«Niño, ¿pero qué haces?»
Hoy estaba haciendo la compra semanal centrada en no dejarme nada cuando pasaba por cada sección. Al llegar a la zona de frutería he elegido el peso que menos cola tenía. Mientras esperaba, un señor estaba pesando sus productos acompañado de su hijo. El niño de unos 5 añitos lo observaba con atención: ponía la bolsa, miraba la pantalla, elegía una de las dos, (frutas u hortalizas) y después buscaba el producto. Así lo hizo hasta con cinco bolsas (que yo conté porque esperar desespera).
Al terminar, el padre cogió los productos y los llevó al carro, que estaba un poco más apartado, sin prestar atención a su hijo. Cuando los colocó, buscó al niño y se dio cuenta de que estaba retrasando la cola de gente que había en el peso; este miraba todo concentrado la pantalla del mismo, intentando encontrar el botón de la bolsita que había depositado encima.
Algo que no iba a suceder, ya que la bolsa depositada contenía gusanitos, que seguramente su padre le había cogido de la sección de chuches, y el niño tan ilusionado la llevaba en la mano. Al percatarse de lo que estaba haciendo su hijo le espetó: “niño ¿pero qué haces? Eres tonto, ¿no sabes que eso no se pesa?”. El pequeño cogió su bolsita, miró hacia abajo, luego a su alrededor, la puso con el resto de la compra, y se agarró al carro. Su padre mostró una sonrisa y se sintió contento por haber corregido a su hijo y haber solucionado una situación tan crítica.

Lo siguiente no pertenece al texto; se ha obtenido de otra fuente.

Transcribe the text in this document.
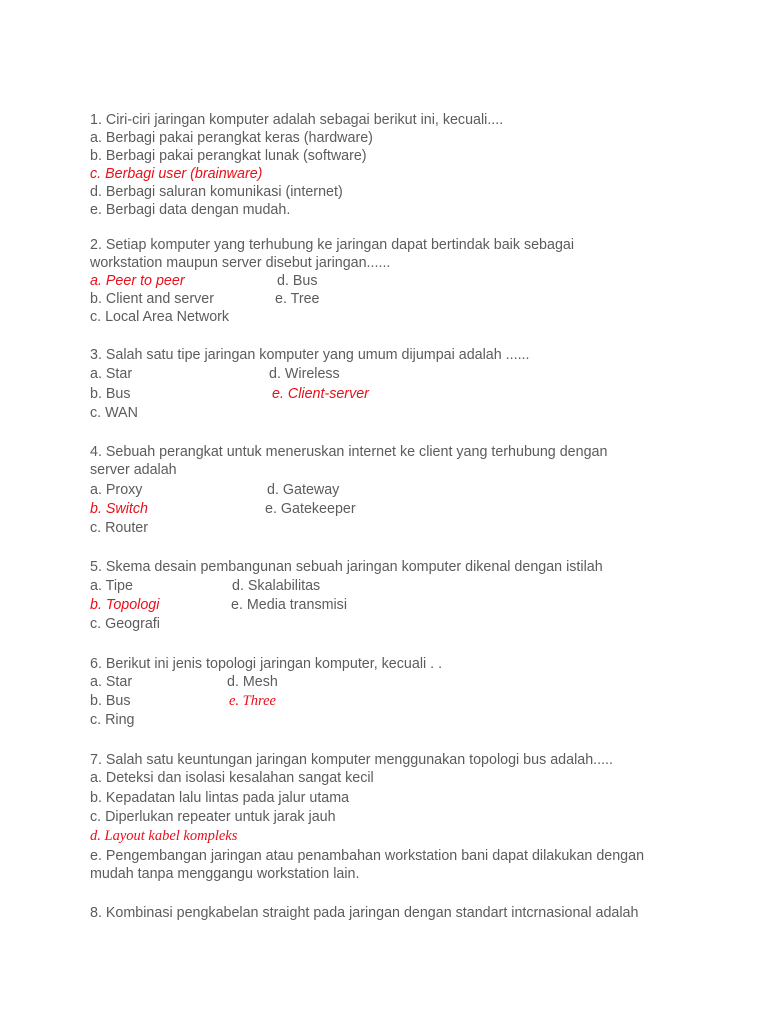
1. Ciri-ciri jaringan komputer adalah sebagai berikut ini, kecuali....
a. Berbagi pakai perangkat keras (hardware)
b. Berbagi pakai perangkat lunak (software)
c. Berbagi user (brainware)
d. Berbagi saluran komunikasi (internet)
e. Berbagi data dengan mudah.
2. Setiap komputer yang terhubung ke jaringan dapat bertindak baik sebagai
workstation maupun server disebut jaringan......
a. Peer to peer	d. Bus
b. Client and server	e. Tree
c. Local Area Network
3. Salah satu tipe jaringan komputer yang umum dijumpai adalah ......
a. Star	d. Wireless
b. Bus	e. Client-server
c. WAN
4. Sebuah perangkat untuk meneruskan internet ke client yang terhubung dengan
server adalah
a. Proxy	d. Gateway
b. Switch	e. Gatekeeper
c. Router
5. Skema desain pembangunan sebuah jaringan komputer dikenal dengan istilah
a. Tipe	d. Skalabilitas
b. Topologi	e. Media transmisi
c. Geografi
6. Berikut ini jenis topologi jaringan komputer, kecuali . .
a. Star	d. Mesh
b. Bus	e. Three
c. Ring
7. Salah satu keuntungan jaringan komputer menggunakan topologi bus adalah.....
a. Deteksi dan isolasi kesalahan sangat kecil
b. Kepadatan lalu lintas pada jalur utama
c. Diperlukan repeater untuk jarak jauh
d. Layout kabel kompleks
e. Pengembangan jaringan atau penambahan workstation bani dapat dilakukan dengan
mudah tanpa menggangu workstation lain.
8. Kombinasi pengkabelan straight pada jaringan dengan standart intcrnasional adalah
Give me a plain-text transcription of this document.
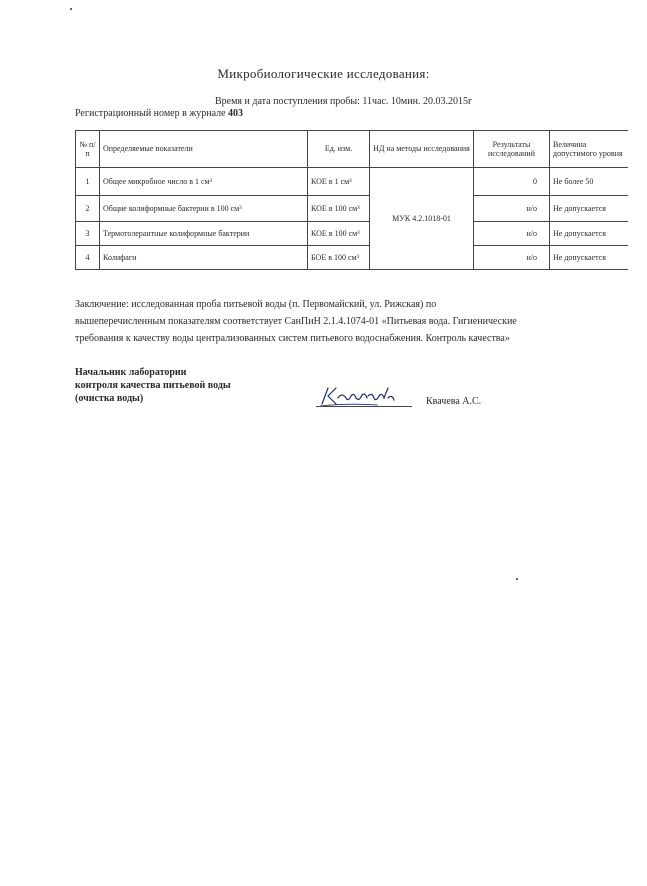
Микробиологические исследования:
Время и дата поступления пробы: 11час. 10мин. 20.03.2015г
Регистрационный номер в журнале 403
№ п/п	Определяемые показатели	Ед. изм.	НД на методы исследования	Результаты исследований	Величина допустимого уровня
1	Общее микробное число в 1 см³	КОЕ в 1 см³	МУК 4.2.1018-01	0	Не более 50
2	Общие колиформные бактерии в 100 см³	КОЕ в 100 см³		н/о	Не допускается
3	Термотолерантные колиформные бактерии	КОЕ в 100 см³		н/о	Не допускается
4	Колифаги	БОЕ в 100 см³		н/о	Не допускается
Заключение: исследованная проба питьевой воды (п. Первомайский, ул. Рижская) по
вышеперечисленным показателям соответствует СанПиН 2.1.4.1074-01 «Питьевая вода. Гигиенические
требования к качеству воды централизованных систем питьевого водоснабжения. Контроль качества»
Начальник лаборатории
контроля качества питьевой воды
(очистка воды)	Квачева А.С.
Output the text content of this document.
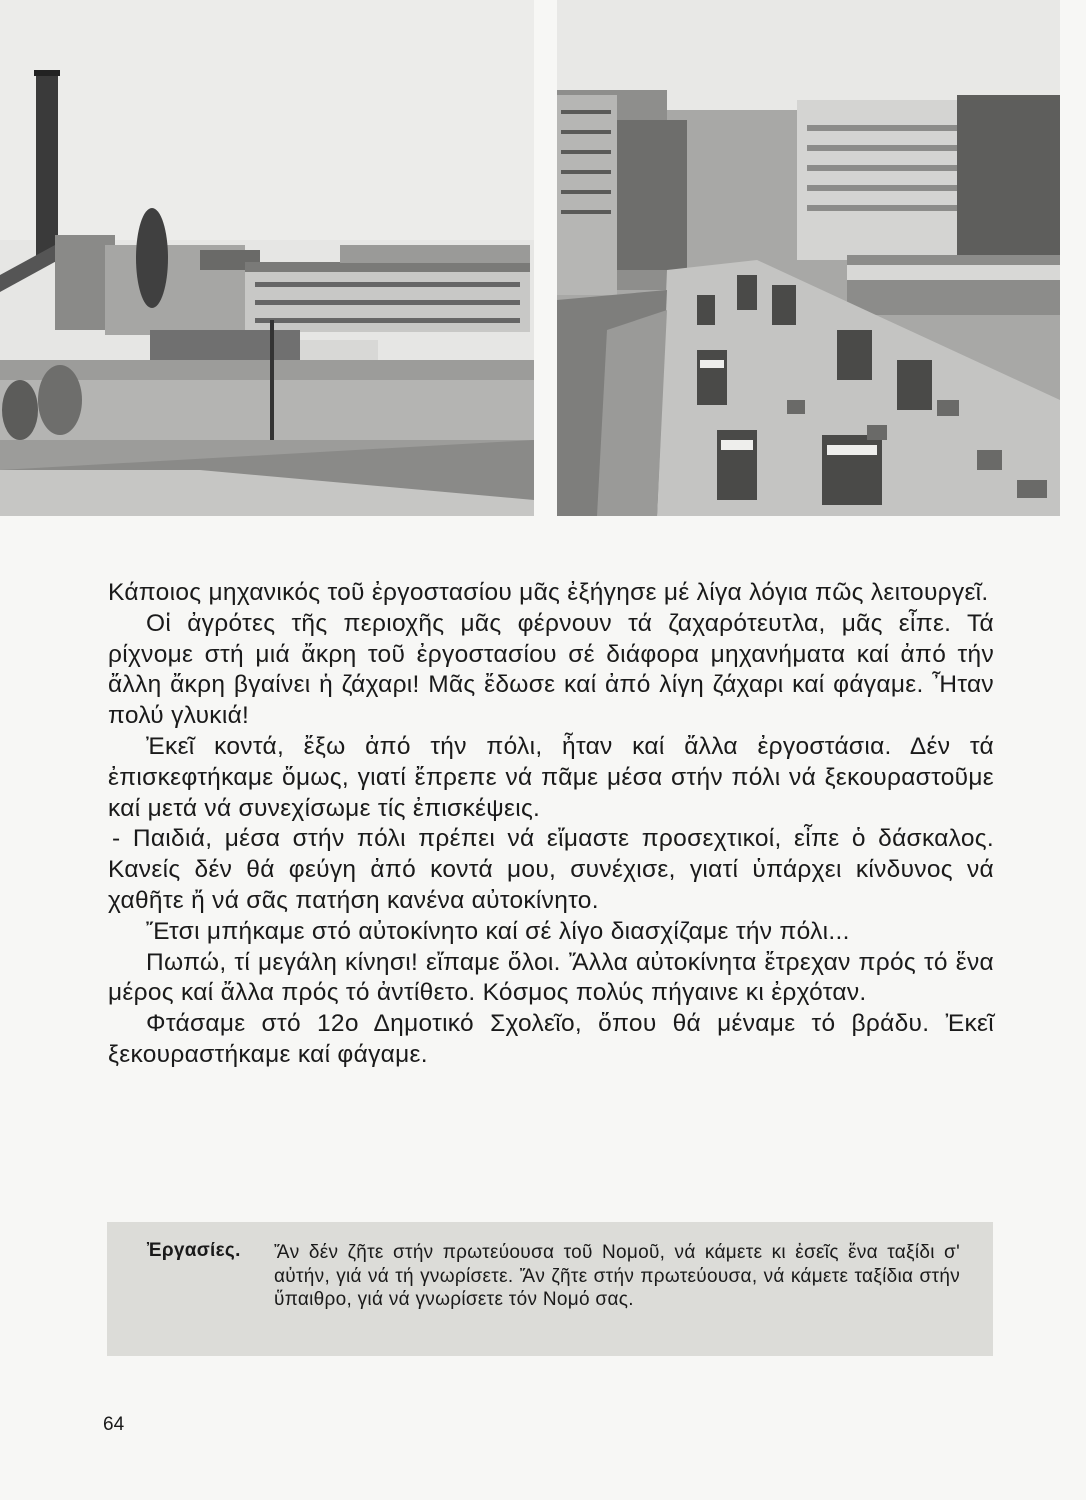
Κάποιος μηχανικός τοῦ ἐργοστασίου μᾶς ἐξήγησε μέ λίγα λόγια πῶς λειτουργεῖ.

Οἱ ἀγρότες τῆς περιοχῆς μᾶς φέρνουν τά ζαχαρότευτλα, μᾶς εἶπε. Τά ρίχνομε στή μιά ἄκρη τοῦ ἐργοστασίου σέ διάφορα μηχανήματα καί ἀπό τήν ἄλλη ἄκρη βγαίνει ἡ ζάχαρι! Μᾶς ἔδωσε καί ἀπό λίγη ζάχαρι καί φάγαμε. Ἦταν πολύ γλυκιά!

Ἐκεῖ κοντά, ἔξω ἀπό τήν πόλι, ἦταν καί ἄλλα ἐργοστάσια. Δέν τά ἐπισκεφτήκαμε ὅμως, γιατί ἔπρεπε νά πᾶμε μέσα στήν πόλι νά ξεκουραστοῦμε καί μετά νά συνεχίσωμε τίς ἐπισκέψεις.

- Παιδιά, μέσα στήν πόλι πρέπει νά εἴμαστε προσεχτικοί, εἶπε ὁ δάσκαλος. Κανείς δέν θά φεύγη ἀπό κοντά μου, συνέχισε, γιατί ὑπάρχει κίνδυνος νά χαθῆτε ἤ νά σᾶς πατήση κανένα αὐτοκίνητο.

Ἔτσι μπήκαμε στό αὐτοκίνητο καί σέ λίγο διασχίζαμε τήν πόλι...

Πωπώ, τί μεγάλη κίνησι! εἴπαμε ὅλοι. Ἄλλα αὐτοκίνητα ἔτρεχαν πρός τό ἕνα μέρος καί ἄλλα πρός τό ἀντίθετο. Κόσμος πολύς πήγαινε κι ἐρχόταν.

Φτάσαμε στό 12ο Δημοτικό Σχολεῖο, ὅπου θά μέναμε τό βράδυ. Ἐκεῖ ξεκουραστήκαμε καί φάγαμε.

Ἐργασίες. Ἄν δέν ζῆτε στήν πρωτεύουσα τοῦ Νομοῦ, νά κάμετε κι ἐσεῖς ἕνα ταξίδι σ' αὐτήν, γιά νά τή γνωρίσετε. Ἄν ζῆτε στήν πρωτεύουσα, νά κάμετε ταξίδια στήν ὕπαιθρο, γιά νά γνωρίσετε τόν Νομό σας.

64
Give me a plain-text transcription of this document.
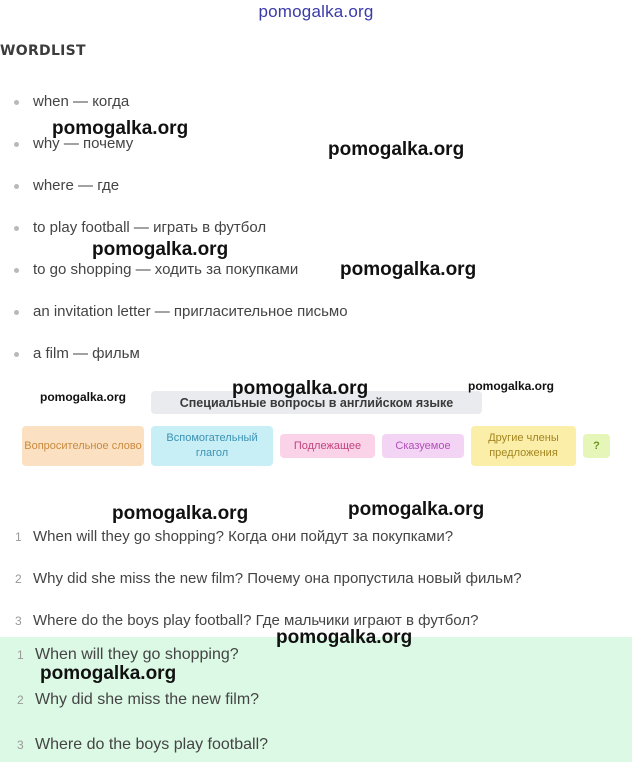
pomogalka.org
WORDLIST
when — когда
why — почему
where — где
to play football — играть в футбол
to go shopping — ходить за покупками
an invitation letter — пригласительное письмо
a film — фильм
Специальные вопросы в английском языке
Вопросительное слово
Вспомогательный глагол
Подлежащее	Сказуемое
Другие члены предложения
?
1 When will they go shopping? Когда они пойдут за покупками?
2 Why did she miss the new film? Почему она пропустила новый фильм?
3 Where do the boys play football? Где мальчики играют в футбол?
1 When will they go shopping?
2 Why did she miss the new film?
3 Where do the boys play football?
pomogalka.org
pomogalka.org
pomogalka.org
pomogalka.org
pomogalka.org	pomogalka.org	pomogalka.org
pomogalka.org	pomogalka.org
pomogalka.org
pomogalka.org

En este caso analicemos lo que hicieron ambos; el niño, observó al padre e imitó su conducta, puso la bolsita, buscó la pantalla…. ¿Qué hizo el padre? Le reprendió delante de los demás, le llamó tonto y obvió que un niño de cinco años tiene que saber hacer la compra.
Situaciones como esta ocurren todos los días y en todos los contextos, los padres (yo soy madre de dos) esperamos que nuestros hijos se comporten adecuadamente en todas las situaciones y no paramos de corregirlos. Pero una cosa es corregirlos adecuadamente (mostrarles el camino), y otra, es decir lo primero que se nos venga a la cabeza, ya sea porque nos salga de dentro, porque estemos cansados o hayamos tenido un mal día.
La autoestima en los niños
Un niño siempre aprende a través del ejemplo de sus padres y ve en sí mismo el reflejo que sus padres le devuelven de él. Los niños van probando las cosas y, a través de las consecuencias que tienen, van sabiendo si son correctas o no. Un niño hace lo que se espera de él. Si le dices que es tonto, creerá que lo es y no se verá capacitado para hacer determinadas cosas: Si tu padre ya te ha dicho que lo eres para qué probar otra vez y fracasar. Mejor no hacerlo y así no fracasas. Seguramente el niño no volverá a hacerlo más, será entonces cuando el padre diga que el niño es muy tímido y el niño pensará que lo es.
Estos mensajes a los que no damos importancia van dejando un aprendizaje en el niño y, a través de ellos, el pequeño va construyendo su autoestima, es decir, la valoración que tiene de sí mismo. Un niño de cinco años ya tiene suficientes datos como para saber quién es. Estos datos le vienen de lo que los demás le dicen cuando están con él.
Quizá algunas personas al leer esto piensen que no es para tanto, que toda la vida hemos actuado así y no ha pasado nada (lo cual es bastante preocupante). Los más sensibles pueden plantearse que realmente nadie nos ha enseñado como hablar a nuestros hijos de manera que crezcan con una autoestima sana y fuerte. Por fortuna la autoestima es cambiante y dependiente de los acontecimientos que ocurran alrededor del niño, así como de la manera en la que este los interpreta a través de lo que le digan los mayores.
Los mayores podemos aprender y a su vez enseñar a los pequeños. Pero nuestro tiempo es limitado, ya que las bases de la autoestima se asientan en la infancia.
Nuestra tarea es fundamental e importantísima; tenemos la capacidad y la obligación (si me apuras) de hacer que los niños se sientan queridos, valorados y competentes. Esto es un elemento básico en la construcción de la felicidad. Si no cuesta nada ¿por qué no hacerlo?